Smart Farming in Bayern: Mit digitalen Technologien zu mehr Nachhaltigkeit

Begriffe wie „smart“ und „digital“ sind aus unserem Alltag längst nicht mehr wegzudenken. Intelligente Technologien machen unser aller Leben in vielen Fällen einfacher, effizienter und oft sogar nachhaltiger. Dasselbe gilt auch in der Landwirtschaft: Dort trägt die Digitalisierung aktiv dazu bei, die Umwelt zu entlasten.
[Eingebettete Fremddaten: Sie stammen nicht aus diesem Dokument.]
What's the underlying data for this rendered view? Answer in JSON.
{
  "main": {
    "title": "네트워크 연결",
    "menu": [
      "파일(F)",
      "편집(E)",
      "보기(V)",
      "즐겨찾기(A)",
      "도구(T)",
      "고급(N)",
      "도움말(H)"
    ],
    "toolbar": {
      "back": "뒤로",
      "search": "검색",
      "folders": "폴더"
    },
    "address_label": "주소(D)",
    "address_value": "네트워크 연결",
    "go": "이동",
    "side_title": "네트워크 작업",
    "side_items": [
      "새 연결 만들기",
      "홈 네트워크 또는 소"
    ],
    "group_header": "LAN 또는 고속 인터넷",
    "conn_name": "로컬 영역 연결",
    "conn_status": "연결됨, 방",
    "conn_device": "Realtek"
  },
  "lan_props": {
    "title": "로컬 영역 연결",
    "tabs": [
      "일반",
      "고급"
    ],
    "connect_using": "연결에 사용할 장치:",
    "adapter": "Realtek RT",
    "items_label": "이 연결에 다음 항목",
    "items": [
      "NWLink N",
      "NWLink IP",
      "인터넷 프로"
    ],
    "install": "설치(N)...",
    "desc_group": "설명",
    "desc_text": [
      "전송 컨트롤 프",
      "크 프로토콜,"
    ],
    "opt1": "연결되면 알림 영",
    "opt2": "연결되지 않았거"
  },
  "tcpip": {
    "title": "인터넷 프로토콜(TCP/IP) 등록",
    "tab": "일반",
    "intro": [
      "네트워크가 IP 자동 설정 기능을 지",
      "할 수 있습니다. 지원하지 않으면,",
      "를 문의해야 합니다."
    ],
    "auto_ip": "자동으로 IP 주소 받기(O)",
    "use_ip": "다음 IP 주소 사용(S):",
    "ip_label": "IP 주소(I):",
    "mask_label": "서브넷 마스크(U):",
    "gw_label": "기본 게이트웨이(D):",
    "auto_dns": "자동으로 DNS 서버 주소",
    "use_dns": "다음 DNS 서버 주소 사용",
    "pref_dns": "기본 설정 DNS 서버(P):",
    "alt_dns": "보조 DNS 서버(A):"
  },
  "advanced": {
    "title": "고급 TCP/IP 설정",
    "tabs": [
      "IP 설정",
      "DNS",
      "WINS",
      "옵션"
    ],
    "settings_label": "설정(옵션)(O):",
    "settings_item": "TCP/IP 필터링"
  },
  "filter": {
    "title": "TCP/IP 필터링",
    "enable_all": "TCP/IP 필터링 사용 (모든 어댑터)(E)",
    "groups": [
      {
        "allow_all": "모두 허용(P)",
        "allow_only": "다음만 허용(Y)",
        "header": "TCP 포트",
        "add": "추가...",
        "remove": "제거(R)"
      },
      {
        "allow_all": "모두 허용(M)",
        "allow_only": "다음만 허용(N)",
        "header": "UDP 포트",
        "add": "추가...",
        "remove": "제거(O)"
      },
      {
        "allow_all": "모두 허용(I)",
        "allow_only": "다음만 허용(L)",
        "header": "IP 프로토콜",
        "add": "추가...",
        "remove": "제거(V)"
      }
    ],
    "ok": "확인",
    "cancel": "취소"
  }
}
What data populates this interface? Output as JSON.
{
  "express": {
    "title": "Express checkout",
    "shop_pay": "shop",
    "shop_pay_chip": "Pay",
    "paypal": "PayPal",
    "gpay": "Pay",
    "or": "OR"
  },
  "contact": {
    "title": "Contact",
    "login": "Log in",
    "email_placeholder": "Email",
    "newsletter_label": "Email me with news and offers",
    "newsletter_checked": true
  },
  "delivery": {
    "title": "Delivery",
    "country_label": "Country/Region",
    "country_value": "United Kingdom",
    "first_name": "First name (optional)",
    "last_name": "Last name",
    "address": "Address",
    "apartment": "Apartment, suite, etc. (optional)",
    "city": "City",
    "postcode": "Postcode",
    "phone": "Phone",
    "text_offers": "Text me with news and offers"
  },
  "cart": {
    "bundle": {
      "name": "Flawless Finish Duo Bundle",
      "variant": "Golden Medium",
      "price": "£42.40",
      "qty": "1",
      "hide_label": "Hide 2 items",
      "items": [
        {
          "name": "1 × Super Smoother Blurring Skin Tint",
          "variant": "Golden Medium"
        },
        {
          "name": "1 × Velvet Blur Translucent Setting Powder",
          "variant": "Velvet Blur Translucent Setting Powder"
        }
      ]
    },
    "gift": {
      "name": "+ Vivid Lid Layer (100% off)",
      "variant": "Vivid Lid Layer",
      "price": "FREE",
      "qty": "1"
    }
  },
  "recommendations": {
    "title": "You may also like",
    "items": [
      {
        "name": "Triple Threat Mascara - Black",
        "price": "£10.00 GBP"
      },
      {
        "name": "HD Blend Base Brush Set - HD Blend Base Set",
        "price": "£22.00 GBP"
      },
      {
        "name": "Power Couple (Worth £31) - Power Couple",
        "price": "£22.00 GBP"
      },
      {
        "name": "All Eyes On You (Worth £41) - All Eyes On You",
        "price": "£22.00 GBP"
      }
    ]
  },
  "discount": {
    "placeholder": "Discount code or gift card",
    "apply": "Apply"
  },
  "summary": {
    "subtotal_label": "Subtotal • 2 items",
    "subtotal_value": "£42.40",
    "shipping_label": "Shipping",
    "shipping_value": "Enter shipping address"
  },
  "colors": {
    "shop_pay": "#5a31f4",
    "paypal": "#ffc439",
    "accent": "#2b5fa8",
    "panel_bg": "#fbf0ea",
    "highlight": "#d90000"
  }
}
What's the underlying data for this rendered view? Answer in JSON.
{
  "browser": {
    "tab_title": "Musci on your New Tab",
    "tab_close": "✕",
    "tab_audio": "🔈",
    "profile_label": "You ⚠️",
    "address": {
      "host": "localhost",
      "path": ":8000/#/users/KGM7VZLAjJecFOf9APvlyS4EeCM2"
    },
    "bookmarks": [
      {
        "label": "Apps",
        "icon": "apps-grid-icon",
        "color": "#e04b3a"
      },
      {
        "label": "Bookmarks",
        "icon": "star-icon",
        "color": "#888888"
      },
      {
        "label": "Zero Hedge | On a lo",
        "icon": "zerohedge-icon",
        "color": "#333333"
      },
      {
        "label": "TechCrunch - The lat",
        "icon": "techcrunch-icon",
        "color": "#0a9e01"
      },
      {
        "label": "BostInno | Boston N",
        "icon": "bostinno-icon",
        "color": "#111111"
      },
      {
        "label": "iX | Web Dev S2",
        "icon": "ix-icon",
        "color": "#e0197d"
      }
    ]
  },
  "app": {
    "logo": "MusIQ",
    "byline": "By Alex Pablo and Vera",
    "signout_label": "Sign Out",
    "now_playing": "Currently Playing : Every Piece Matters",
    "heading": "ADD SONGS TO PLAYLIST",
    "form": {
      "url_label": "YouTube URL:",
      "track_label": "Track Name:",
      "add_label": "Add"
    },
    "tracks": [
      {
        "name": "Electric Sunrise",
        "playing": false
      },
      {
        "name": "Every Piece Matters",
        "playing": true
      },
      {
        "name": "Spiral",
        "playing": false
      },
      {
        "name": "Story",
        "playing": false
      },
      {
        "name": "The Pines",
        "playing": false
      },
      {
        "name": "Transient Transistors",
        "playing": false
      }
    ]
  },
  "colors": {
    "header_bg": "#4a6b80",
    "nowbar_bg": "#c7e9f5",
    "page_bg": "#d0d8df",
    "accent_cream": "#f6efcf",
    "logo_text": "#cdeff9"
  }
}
Smart Farming oder Precision Farming?

Die Unterstützung der landwirtschaftlichen Arbeit mithilfe smarter Geräte und Prozesse nennt man auch „Precision“ oder „Smart Farming“. Wobei es zwischen beiden einen Unterschied gibt: Während Precision Farming die Bewirtschaftung landwirtschaftlicher Nutzflächen unter Einsatz intelligenter Technologien beschreibt, beschäftigt sich Smart Farming mit der Vernetzung smarter Geräte und Maschinen. Smart Farming sorgt dafür, dass Landwirte überall und in Echtzeit auf alle Daten zugreifen können, die im Rahmen ihrer Arbeit erfasst werden oder für sie relevant sind.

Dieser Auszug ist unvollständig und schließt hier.